Desoximetasone should be used as prescribed by a doctor, until the patient is advised to discontinue use. It should still be applied even if signs and symptoms of the dermatological condition it is being used to treat have subsided. However, prolonged use of this medication could lead to the depression of the ability of the adrenal glands to produce corticosteroids. Patients in this situation who abruptly withdraw use of Desoximetasone may experience nausea, vomiting and shock. It is therefore advised that use of this medication is tapered-down when the patient no longer requires treatment with it.
Patients are advised to wash their hands before and after the application of topical Desoximetasone. This helps to avoid the spread of infection, or to avoid the medication coming into contact with other parts of the body. If Desoximetasone comes into contact with the eyes, it can potentially make glaucoma worse or cause intraocular pressure.
This medication may not be suitable for patients with certain immune system diseases or disorders, including acquired immunodeficiency syndrome (AIDS) or severe combined immunodeficiency syndrome (SCID).
Desoximetasone should be stored at room temperature in the packaging it was supplied in, with the lid tightly closed. The manufacturer recommends that it should be stored away from excess moisture and heat – it is therefore unsuitable for storage in a bathroom.
Patients who need to dispose of unwanted or unused Desoximetasone should do so in a safe and hygenic manner, in accordance with local and state laws. Desoximetasone should not be flushed down the toilet or poured down a drain. The best way to dispose of unwanted medicines is through a medicine take-back program. Most pharmacies operate take-back schemes for the disposal and recycling of unwanted or unused drugs.
It is imperative that Desoximetasone is stored out of the sight and reach of children and pets, as the cap on the tube is not child-resistant and could potentially be opened or tampered with by inquisitive children.
Although Desoximetasone is a greatly beneficial medicine, it can also pose a risk to patients who do not communicate effectively with their healthcare providers. As a treatment designed to alleviate symptoms of various dermatological conditions, Desoximetasone treats itching, irritation, redness and flaky skin. However, it can also affect breathing and cause blistering or peeling of the epidermis. By affecting blood sugar levels, it can impair the day-to-day functioning of the patient and even give rise to potentially perilous situations if the correct precautions are not taken.

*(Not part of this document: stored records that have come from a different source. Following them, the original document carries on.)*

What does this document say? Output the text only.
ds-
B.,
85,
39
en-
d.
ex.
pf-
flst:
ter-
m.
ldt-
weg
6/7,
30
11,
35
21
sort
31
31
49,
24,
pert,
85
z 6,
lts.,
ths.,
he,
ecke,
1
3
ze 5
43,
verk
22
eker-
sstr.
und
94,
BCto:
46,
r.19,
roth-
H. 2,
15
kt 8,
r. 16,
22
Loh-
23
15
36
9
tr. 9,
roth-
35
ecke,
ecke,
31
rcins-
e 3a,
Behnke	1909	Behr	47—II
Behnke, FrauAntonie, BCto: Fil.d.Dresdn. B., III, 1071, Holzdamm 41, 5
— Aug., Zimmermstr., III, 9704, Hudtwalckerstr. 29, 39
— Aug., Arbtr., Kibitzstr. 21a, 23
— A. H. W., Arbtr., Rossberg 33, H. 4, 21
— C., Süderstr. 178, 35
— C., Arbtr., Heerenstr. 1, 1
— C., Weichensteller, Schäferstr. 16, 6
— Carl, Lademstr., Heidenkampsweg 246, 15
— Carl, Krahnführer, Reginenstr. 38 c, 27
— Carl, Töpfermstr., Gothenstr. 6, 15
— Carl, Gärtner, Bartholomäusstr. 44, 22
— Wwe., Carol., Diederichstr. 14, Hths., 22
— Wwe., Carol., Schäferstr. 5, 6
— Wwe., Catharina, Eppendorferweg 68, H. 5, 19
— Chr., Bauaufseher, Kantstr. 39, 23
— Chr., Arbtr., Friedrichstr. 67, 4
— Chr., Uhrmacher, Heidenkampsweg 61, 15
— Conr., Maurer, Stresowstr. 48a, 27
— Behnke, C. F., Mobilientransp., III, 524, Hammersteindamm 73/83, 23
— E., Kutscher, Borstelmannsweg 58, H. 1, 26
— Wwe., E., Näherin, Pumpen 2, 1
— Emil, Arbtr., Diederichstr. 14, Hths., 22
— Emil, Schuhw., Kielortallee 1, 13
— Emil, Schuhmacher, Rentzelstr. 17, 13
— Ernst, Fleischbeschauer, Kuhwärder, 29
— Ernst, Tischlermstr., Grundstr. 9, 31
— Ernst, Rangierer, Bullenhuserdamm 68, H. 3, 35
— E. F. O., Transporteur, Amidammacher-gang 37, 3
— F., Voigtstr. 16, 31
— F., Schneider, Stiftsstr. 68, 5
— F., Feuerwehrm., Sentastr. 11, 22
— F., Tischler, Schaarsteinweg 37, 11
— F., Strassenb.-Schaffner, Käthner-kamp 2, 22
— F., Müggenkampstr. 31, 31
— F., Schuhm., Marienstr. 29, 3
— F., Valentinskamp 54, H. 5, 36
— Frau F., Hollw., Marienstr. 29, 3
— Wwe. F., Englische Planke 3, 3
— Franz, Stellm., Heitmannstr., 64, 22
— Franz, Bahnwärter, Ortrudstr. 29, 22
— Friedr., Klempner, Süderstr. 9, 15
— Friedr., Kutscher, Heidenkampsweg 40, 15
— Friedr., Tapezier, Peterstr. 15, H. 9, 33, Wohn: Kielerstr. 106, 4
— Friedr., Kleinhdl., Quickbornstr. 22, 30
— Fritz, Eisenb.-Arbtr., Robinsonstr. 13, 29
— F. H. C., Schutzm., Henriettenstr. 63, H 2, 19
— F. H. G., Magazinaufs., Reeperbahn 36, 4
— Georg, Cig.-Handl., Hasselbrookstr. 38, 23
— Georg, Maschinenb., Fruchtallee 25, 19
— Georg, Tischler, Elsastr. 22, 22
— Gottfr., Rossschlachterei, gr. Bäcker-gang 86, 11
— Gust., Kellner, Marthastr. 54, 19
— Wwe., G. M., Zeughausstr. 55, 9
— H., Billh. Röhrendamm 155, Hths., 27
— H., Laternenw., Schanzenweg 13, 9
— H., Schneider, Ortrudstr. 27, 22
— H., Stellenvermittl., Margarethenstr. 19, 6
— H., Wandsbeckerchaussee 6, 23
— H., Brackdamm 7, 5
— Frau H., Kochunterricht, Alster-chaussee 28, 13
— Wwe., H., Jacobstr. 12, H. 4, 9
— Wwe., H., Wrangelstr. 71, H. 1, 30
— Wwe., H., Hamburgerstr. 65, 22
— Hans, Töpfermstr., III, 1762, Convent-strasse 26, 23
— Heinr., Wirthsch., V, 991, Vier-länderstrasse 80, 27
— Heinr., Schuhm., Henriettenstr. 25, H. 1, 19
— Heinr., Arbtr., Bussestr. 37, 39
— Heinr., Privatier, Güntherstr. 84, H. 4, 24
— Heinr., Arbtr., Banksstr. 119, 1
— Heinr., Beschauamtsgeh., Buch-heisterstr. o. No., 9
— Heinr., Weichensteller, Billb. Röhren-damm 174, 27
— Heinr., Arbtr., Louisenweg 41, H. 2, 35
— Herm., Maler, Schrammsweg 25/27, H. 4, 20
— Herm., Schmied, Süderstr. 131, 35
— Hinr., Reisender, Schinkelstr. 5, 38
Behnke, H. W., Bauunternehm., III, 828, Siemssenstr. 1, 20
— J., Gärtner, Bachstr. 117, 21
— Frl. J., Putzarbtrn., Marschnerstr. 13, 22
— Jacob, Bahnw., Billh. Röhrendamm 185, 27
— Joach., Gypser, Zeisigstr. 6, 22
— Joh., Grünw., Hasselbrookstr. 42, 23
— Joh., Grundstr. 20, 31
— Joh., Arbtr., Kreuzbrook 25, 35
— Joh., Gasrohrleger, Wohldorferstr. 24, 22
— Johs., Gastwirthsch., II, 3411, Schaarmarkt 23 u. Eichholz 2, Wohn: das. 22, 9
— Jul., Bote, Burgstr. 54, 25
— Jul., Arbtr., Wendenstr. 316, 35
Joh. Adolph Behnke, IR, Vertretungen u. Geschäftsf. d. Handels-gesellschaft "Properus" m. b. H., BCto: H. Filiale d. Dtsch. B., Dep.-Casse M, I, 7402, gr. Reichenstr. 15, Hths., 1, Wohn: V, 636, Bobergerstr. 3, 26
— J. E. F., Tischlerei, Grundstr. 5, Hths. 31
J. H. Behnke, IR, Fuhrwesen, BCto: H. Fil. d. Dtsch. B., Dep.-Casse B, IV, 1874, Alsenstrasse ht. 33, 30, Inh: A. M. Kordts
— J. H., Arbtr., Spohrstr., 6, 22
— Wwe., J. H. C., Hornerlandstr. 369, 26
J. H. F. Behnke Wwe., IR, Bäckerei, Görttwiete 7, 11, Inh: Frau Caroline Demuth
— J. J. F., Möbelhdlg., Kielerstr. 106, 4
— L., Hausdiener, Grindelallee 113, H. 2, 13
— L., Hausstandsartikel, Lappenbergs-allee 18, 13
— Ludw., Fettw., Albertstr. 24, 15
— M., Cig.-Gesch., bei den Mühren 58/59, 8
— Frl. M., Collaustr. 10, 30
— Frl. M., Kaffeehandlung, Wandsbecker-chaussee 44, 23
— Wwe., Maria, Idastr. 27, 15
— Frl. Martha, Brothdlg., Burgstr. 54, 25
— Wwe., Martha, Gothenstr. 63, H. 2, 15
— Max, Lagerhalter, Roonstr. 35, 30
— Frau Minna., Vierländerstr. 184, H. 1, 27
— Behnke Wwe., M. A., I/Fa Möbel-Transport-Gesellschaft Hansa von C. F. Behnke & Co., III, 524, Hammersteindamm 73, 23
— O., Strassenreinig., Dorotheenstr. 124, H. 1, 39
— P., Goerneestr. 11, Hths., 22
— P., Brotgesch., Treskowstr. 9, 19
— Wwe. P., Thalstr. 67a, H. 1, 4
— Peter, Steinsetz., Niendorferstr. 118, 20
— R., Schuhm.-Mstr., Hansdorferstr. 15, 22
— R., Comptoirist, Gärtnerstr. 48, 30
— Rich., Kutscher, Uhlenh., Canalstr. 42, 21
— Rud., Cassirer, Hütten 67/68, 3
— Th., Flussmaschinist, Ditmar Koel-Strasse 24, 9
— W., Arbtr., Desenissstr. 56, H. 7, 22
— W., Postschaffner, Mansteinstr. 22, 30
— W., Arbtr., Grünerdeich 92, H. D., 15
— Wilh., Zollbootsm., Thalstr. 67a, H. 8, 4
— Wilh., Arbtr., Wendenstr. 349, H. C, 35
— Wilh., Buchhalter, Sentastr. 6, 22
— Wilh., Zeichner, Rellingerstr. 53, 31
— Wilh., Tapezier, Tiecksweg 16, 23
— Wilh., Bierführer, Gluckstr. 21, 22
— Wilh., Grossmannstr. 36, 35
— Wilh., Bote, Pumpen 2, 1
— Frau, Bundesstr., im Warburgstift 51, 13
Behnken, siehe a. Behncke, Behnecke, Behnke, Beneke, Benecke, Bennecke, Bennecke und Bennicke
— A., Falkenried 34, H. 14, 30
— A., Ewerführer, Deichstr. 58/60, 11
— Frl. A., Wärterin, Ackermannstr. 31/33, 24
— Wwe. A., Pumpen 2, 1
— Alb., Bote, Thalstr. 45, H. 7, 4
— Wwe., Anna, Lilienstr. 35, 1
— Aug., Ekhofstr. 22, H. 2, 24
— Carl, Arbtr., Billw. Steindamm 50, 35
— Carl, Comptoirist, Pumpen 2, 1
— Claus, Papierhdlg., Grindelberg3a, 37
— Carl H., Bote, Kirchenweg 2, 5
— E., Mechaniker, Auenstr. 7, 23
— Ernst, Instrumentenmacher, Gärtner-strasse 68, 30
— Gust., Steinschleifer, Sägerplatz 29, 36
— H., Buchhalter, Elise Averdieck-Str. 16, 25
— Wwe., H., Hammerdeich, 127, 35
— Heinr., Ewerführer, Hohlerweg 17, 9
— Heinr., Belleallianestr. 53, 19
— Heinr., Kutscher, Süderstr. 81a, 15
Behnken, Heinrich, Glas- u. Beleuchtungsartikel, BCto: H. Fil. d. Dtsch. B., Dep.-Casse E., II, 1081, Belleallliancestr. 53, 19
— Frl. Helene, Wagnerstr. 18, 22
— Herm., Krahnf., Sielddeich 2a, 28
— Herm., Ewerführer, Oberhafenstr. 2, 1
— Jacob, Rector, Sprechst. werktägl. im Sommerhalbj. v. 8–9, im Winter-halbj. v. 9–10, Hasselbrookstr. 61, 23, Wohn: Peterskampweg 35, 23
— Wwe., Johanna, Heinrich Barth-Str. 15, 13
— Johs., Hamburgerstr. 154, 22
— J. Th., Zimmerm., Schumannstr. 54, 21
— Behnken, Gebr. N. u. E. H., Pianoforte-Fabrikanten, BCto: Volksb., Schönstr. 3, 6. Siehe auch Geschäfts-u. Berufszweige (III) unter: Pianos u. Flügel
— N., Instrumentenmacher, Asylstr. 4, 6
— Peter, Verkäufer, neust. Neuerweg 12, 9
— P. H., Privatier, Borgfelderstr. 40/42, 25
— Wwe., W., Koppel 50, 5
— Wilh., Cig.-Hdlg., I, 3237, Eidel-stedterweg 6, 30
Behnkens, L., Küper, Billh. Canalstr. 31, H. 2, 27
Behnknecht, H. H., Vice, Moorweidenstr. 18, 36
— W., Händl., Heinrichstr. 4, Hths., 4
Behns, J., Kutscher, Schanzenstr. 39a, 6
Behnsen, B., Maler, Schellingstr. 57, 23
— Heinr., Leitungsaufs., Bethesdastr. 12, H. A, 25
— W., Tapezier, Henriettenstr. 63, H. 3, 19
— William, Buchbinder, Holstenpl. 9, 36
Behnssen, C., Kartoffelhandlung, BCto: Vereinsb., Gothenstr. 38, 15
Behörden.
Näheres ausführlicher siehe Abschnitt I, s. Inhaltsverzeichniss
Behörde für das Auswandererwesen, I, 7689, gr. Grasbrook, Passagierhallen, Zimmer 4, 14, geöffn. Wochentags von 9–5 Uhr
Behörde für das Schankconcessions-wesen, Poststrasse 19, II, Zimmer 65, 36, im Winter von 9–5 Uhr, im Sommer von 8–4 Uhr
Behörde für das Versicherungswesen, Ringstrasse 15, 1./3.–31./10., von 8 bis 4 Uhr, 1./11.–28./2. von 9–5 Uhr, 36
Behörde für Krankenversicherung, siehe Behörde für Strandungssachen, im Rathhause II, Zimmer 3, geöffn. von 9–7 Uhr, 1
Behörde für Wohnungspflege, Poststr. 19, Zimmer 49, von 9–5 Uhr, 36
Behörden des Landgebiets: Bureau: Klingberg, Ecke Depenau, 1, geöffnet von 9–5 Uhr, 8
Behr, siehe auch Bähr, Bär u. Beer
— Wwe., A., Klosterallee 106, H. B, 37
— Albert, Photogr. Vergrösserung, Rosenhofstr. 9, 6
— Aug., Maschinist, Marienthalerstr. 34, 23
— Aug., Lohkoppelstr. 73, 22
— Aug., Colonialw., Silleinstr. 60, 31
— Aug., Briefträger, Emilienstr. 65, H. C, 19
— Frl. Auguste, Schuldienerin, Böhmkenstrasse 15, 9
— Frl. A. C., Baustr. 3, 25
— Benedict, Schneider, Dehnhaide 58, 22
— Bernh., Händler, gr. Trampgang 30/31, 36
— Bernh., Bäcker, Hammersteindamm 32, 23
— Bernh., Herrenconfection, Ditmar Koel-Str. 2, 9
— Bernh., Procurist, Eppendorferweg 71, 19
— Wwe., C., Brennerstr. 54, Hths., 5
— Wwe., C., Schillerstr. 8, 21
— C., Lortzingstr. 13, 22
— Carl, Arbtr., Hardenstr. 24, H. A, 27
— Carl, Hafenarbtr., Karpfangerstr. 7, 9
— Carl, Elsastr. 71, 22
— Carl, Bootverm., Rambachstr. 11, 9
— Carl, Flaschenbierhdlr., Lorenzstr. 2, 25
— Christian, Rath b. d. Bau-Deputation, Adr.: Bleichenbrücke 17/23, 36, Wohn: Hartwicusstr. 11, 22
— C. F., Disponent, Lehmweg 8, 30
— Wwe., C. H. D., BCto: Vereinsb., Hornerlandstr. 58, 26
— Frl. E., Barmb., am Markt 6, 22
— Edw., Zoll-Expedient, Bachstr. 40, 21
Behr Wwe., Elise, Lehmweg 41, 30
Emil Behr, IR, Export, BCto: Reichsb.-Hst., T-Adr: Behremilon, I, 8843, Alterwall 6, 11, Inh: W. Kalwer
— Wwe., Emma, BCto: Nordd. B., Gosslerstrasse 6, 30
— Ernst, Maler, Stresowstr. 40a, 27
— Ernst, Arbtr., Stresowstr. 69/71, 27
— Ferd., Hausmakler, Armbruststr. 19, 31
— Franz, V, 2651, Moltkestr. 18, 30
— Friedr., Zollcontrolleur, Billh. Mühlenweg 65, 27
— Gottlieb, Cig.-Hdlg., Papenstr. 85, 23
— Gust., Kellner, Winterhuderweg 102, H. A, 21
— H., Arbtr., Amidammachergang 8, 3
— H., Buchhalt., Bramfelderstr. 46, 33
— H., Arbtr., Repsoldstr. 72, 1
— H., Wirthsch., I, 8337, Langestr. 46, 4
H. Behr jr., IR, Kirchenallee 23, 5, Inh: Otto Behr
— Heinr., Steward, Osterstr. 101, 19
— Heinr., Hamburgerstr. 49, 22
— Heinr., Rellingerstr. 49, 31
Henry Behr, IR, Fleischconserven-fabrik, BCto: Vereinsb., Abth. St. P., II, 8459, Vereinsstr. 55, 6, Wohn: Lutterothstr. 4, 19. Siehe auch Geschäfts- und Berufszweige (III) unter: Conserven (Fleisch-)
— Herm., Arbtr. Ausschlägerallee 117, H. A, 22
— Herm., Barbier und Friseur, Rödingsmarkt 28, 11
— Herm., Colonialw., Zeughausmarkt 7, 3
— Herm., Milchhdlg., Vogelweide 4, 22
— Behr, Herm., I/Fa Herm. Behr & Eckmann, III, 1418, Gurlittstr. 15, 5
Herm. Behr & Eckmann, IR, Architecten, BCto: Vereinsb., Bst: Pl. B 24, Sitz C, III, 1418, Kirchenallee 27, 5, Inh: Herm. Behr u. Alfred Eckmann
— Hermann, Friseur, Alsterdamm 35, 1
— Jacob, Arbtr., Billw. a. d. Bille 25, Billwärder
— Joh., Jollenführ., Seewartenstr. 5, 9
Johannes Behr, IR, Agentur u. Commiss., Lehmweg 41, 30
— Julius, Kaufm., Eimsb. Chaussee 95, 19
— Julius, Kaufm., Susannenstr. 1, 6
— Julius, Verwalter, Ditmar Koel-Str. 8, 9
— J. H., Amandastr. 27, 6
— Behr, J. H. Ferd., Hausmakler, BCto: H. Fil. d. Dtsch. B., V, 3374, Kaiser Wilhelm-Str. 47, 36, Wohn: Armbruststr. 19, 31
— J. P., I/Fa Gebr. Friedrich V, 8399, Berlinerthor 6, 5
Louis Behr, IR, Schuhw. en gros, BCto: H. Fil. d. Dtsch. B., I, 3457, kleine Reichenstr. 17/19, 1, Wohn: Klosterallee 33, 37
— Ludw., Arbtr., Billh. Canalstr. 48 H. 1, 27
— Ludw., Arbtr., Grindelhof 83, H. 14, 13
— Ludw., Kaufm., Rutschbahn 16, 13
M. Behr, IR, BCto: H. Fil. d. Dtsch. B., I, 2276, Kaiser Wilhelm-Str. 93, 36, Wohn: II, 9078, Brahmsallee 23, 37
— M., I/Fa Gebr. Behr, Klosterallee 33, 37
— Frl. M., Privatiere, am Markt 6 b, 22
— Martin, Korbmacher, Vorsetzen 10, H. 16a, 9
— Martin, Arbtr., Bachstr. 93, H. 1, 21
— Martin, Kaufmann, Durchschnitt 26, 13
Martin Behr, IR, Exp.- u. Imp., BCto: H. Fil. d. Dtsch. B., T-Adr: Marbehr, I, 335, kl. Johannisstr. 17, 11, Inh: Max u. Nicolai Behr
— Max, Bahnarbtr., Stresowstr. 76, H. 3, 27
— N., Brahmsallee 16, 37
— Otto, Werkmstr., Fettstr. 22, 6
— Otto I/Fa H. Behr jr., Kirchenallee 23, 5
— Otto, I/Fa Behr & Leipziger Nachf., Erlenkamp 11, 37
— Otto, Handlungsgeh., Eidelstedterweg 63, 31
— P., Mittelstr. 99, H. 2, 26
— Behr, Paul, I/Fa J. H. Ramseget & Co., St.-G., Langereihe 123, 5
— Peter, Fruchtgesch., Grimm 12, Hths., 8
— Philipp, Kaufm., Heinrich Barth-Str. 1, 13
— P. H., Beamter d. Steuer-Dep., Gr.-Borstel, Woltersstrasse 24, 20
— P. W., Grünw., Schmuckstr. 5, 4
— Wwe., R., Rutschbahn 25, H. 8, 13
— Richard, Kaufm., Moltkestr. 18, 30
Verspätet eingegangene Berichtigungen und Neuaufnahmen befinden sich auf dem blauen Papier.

For these reasons, it is imperative that the patient tells their doctors as much as possible about their personal medical history, including any allergies or other medications they are currently taking which could potentially interact with Desoximetasone.
When taken correctly, Desoximetasone provides relief to a myriad of dermatological conditions like psoriasis, eczema and acne. Treatment with this medicine causes skin to become more attractive and alleviates painful and irritating symptoms, thereby improving the patient’s quality of life. In order to achieve this, however, patient and doctor must work together in order to find out the optimum dosing schedule.